There, on a glistening morning, Juckett took time away from examining student compositions to talk about her evolving world view. She began by recalling her girlhood in the Far East where she was greatly influenced by her father’s Victorian “greenhouse” values.

“They included propriety, honor, and a very religious, as well as old-fashioned, view of life,” she said. “He became a missionary in Thailand after serving as a captain in the British merchant service. In my home there, the novels I was handed to read because I was an avid reader were all very much like ‘Little Lord Fauntleroy.’ In addition, my father would recite tales from Shakespeare as we walked up and down the mountains to our village hall. I especially recall his telling me about the plot of ‘The Merchant of Venice,’ focusing on legalism and the quality of mercy. My love of literature certainly came out of that context.”

In keeping with the custom of her father’s denomination (OMF International), when she was of age, she was sent to an English-style boarding school in Malaysia and then on to a missionary school in Bucks Country, Pennsylvania.

“By my senior year,” she said, “during the Vietnam War, my view began to change. It was no longer so staunchly conservative and untainted by current events, isolated in a Victorian greenhouse. And I remember arguing politics with the other kids.”

Still basically a “Victorian kid” and opting for security, she went to college and majored in English because it was the only subject she felt she was good at (she received her masters’ degree in literature at the University of Chicago). However, the urban blight of the south side of Chicago once again affected the way she began to look at things.

“At that point,” she said, “I had a crisis of conscience. I decided that teaching was the way that people ensconced in their ivory tower could serve the world and bridge the gap into reality.”

In pursuing this vocation, she earned a PhD from the University of Pennsylvania, got married to Greg Juckett and truly stepped out of the “greenhouse” when they moved to West Virginia and she began teaching at Fairmont State College.

“While teaching undergrads in this very small town,” she said, “I came to realize that having them engage with a whole range of human experience through literature was very valuable. It is soul building and perspective enhancing. I really loved my students and got to be part of their lives and impact their lives as well.”

The Jucketts were always fond of hiking and exploring the Smokies and the Blue Ridge.

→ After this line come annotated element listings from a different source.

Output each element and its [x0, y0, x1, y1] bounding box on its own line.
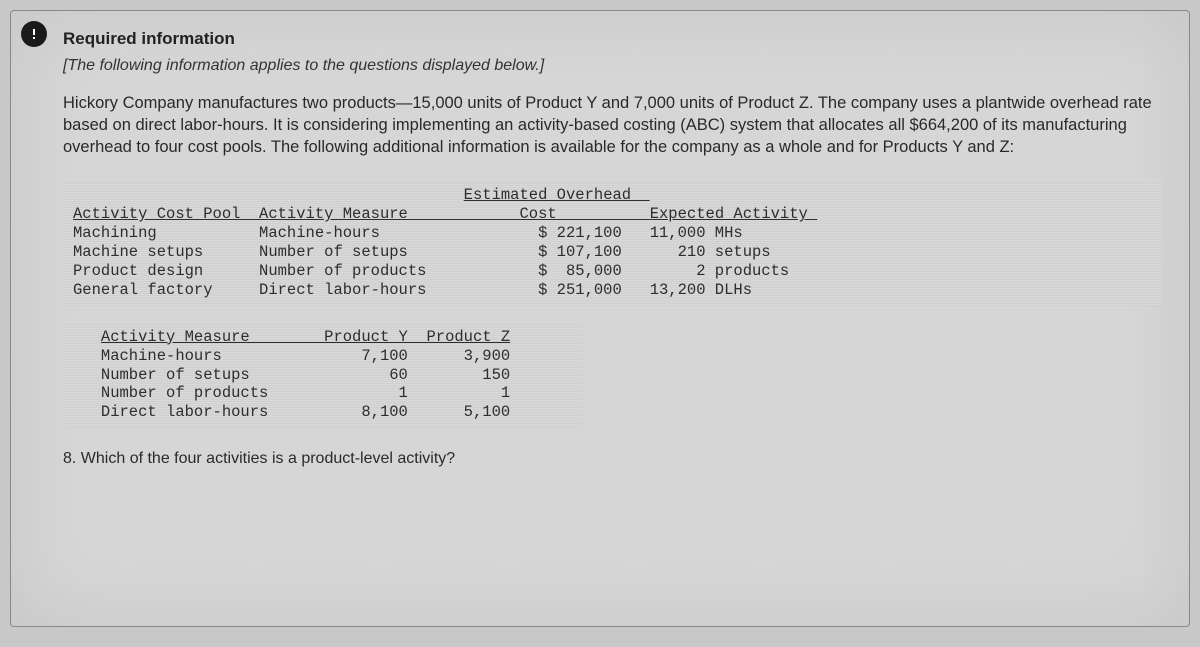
warning-icon: [21, 21, 47, 47]
cost-pool-table: Estimated Overhead Activity Cost Pool Ac…: [63, 180, 1161, 305]
document-page: Required information [The following info…: [10, 10, 1190, 627]
question-text: 8. Which of the four activities is a pro…: [63, 450, 1161, 468]
activity-measure-table: Activity Measure Product Y Product Z Mac…: [63, 322, 583, 429]
subheader-note: [The following information applies to th…: [63, 57, 1161, 75]
body-paragraph: Hickory Company manufactures two product…: [63, 93, 1161, 158]
required-info-heading: Required information: [63, 29, 1161, 49]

After Elizabeth retired and her husband’s position at a West Virginia hospital was compromised, an offer from the Black Mountain office of Parkway Medical Group seemed ideal for the couple.

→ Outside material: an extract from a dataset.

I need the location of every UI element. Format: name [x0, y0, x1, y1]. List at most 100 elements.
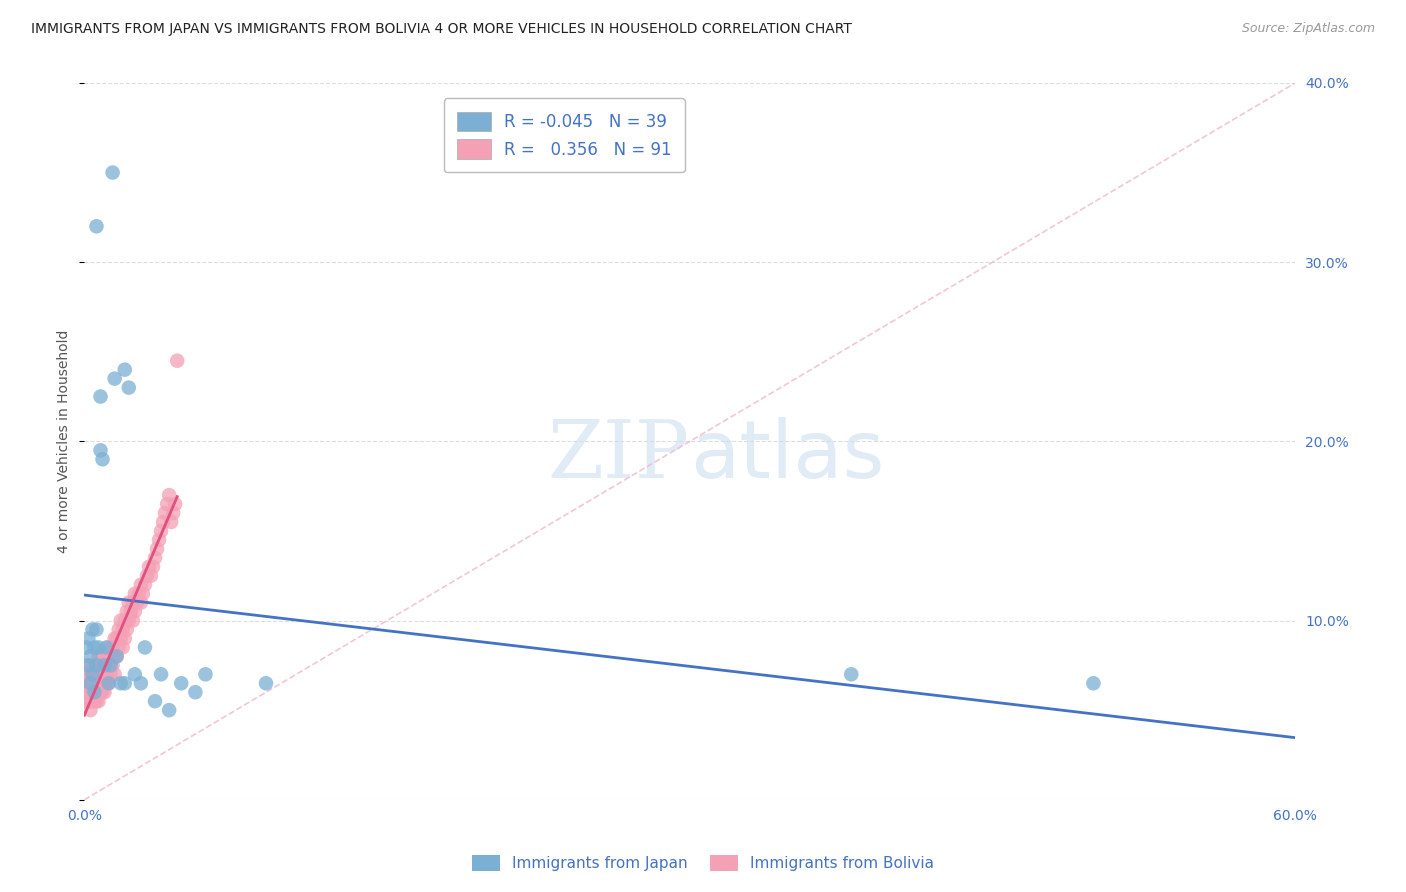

“I love Black Mountain because it’s cozy and rural and close enough to the Asheville restaurant and cultural scene,” Elizabeth Juckett said. “I love the home we purchased and its tucked-away ambiance.

“And I love the fact that you can find strains of the free-spirited past of Black Mountain College everywhere. I’m close enough to Montreat where I’m now teaching, and I’m so happy that my students are entirely free to engage in critical thinking.”

Call of the Valley is writer Shelly Frome’s periodic feature about what draws people to the Swannanoa Valley.